El historial en Primera División entre estos equipos es favorable a los tucumanos; quienes poseen 7 victorias, contra las 5 del club de la Ribera.

A los 70 minutos del juego, un intento de pase por parte de Tito Noir para Leandro Díaz, fue interceptado por Izquierdoz que demoró demasiado y le permitió al Loco recuperarla y encarar hacia el arco defendido por Andrada; pero se encontró con la pierna de un jugador rival. Quien se disfrazó de héroe fue David Barbona, cuando tras capturar ese rebote, enganchó y se sacó una marca de encima, y finalmente definió a un palo con mucha categoría para colocar nuevamente a Atlético Tucumán arriba en el marcador.

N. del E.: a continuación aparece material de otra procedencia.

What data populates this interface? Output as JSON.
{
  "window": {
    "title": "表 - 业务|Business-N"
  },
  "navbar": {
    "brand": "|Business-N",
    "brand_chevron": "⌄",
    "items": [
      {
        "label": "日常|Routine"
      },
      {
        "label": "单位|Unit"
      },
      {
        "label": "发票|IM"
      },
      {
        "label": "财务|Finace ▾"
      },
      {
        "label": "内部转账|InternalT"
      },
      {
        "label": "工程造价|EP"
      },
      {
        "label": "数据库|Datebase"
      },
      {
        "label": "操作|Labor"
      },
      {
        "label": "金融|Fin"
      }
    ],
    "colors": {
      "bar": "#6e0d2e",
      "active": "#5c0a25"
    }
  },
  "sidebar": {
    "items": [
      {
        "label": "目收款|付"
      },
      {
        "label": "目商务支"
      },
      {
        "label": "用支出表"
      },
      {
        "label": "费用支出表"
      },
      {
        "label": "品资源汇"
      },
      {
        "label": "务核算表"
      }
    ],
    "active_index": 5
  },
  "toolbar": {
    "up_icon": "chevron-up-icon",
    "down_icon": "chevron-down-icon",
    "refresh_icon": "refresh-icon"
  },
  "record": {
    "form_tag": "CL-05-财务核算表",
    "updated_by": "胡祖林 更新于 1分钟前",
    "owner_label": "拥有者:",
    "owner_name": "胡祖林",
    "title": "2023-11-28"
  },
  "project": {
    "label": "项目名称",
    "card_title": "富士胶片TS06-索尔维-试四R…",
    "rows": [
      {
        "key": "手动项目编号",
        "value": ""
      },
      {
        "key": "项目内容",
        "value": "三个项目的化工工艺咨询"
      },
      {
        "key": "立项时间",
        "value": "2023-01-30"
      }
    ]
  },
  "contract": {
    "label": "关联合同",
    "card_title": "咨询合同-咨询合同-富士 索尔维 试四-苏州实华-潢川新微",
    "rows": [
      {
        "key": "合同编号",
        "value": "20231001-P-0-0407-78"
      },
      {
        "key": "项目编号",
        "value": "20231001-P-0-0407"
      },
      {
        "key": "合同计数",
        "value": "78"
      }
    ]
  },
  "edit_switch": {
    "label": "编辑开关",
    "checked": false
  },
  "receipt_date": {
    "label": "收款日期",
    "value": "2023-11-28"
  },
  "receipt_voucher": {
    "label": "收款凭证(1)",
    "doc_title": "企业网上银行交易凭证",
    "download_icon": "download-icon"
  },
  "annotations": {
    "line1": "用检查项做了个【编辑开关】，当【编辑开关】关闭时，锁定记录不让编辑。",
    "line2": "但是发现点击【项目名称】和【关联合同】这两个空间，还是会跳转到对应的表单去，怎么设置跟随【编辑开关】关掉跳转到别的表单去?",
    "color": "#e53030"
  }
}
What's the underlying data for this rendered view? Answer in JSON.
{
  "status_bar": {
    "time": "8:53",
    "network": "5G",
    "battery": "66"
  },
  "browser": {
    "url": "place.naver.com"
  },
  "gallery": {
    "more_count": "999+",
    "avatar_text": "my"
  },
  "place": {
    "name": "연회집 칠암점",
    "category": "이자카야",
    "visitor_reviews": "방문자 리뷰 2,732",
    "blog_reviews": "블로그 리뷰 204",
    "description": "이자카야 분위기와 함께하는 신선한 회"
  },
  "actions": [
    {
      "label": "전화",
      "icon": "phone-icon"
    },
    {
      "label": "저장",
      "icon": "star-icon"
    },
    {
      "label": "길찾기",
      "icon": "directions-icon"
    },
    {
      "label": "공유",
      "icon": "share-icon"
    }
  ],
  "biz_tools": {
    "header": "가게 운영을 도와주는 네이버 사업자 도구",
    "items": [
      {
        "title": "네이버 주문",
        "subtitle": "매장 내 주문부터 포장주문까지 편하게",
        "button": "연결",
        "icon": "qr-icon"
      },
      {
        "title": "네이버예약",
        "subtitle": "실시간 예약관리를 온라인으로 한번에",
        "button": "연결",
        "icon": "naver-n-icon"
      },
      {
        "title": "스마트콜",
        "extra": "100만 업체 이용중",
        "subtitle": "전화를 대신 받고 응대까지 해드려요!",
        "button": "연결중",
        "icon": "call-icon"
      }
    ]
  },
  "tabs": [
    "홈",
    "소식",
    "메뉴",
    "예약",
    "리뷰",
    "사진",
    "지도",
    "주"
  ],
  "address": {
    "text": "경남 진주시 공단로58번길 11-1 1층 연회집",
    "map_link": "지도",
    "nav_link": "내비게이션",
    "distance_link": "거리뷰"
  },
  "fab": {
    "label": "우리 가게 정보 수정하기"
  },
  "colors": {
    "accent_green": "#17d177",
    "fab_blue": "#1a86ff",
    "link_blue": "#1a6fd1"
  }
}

Después de ponerse nuevamente en ventaja, el DT de los tucumanos realizó la última variante; ingresando Andrés Lamas en lugar de Gervasio Núñez. Con una sólida línea de cinco defensores, y un mediocampo controlado; Ricardo Zielinski sólo tuvo que esperar el final del partido para celebrar la histórica victoria de su equipo, que ya cumplió con el primer objetivo de la temporada, mantener la categoría. Hizo los deberes a la perfección.

Ahora el Decano envalentonado va por la clasificación a la Copa Libertadores, y seguir escribiendo páginas doradas en la historia del club.